According to the information given by MBDA, the Meteor missile is a weapon system capable of propulsion until it reaches the target, thanks to the ramjet propulsion system. The missile’s speed loss in the air is mitigated. Furthermore, because the missile maintains thrust until it reaches the target and the speed loss is minimal, the energy loss in terms of the missile’s maneuverability is minimized.
The solid-fuel ramjet engine propels the missile faster than Mach 4 and delivers thrust and mid-course acceleration to intercept the target. Another advantage of the missile is that, despite the advancements, it is not a large missile. With a length of 3.7 meters and a mass of 190 kilograms, it can fit under the wing of most modern combat aircraft, and its range surpasses 100 kilometers.
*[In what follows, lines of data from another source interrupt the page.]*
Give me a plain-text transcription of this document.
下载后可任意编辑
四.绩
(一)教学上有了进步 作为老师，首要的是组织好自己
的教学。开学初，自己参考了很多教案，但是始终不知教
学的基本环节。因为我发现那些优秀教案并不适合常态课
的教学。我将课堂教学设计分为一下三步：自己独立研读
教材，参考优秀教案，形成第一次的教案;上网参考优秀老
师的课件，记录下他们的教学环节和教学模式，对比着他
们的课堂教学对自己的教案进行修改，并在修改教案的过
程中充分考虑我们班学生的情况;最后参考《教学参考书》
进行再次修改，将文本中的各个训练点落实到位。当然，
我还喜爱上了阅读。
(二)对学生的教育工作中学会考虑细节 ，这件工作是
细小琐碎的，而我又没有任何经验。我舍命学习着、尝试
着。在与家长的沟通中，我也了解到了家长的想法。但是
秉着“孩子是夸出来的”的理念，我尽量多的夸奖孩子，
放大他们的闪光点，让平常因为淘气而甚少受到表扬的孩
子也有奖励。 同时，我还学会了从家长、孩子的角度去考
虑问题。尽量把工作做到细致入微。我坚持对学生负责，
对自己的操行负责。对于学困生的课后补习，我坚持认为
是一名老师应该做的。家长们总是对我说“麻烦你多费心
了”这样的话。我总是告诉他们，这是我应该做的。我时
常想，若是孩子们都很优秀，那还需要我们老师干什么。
The weapon also has data link communication capabilities. Meteor is designed to fulfill the needs of a network-centric environment and can be controlled using third-party data, giving the Meteor user – the pilot – the most adaptable weapon system available.
Over the last decade, Brazil has grown into a regional military and economic power, with the region’s largest defense budget, the world’s eleventh defense expenditure, and nearly 60% of South American GDP in 2017. Brazil will have the most capable Air Force in Latin America in terms of air-to-air missions in a few years, with the F-39E Gripen delivered as part of an order for 36 aircraft equipped with the latest missiles and further deliveries on the way.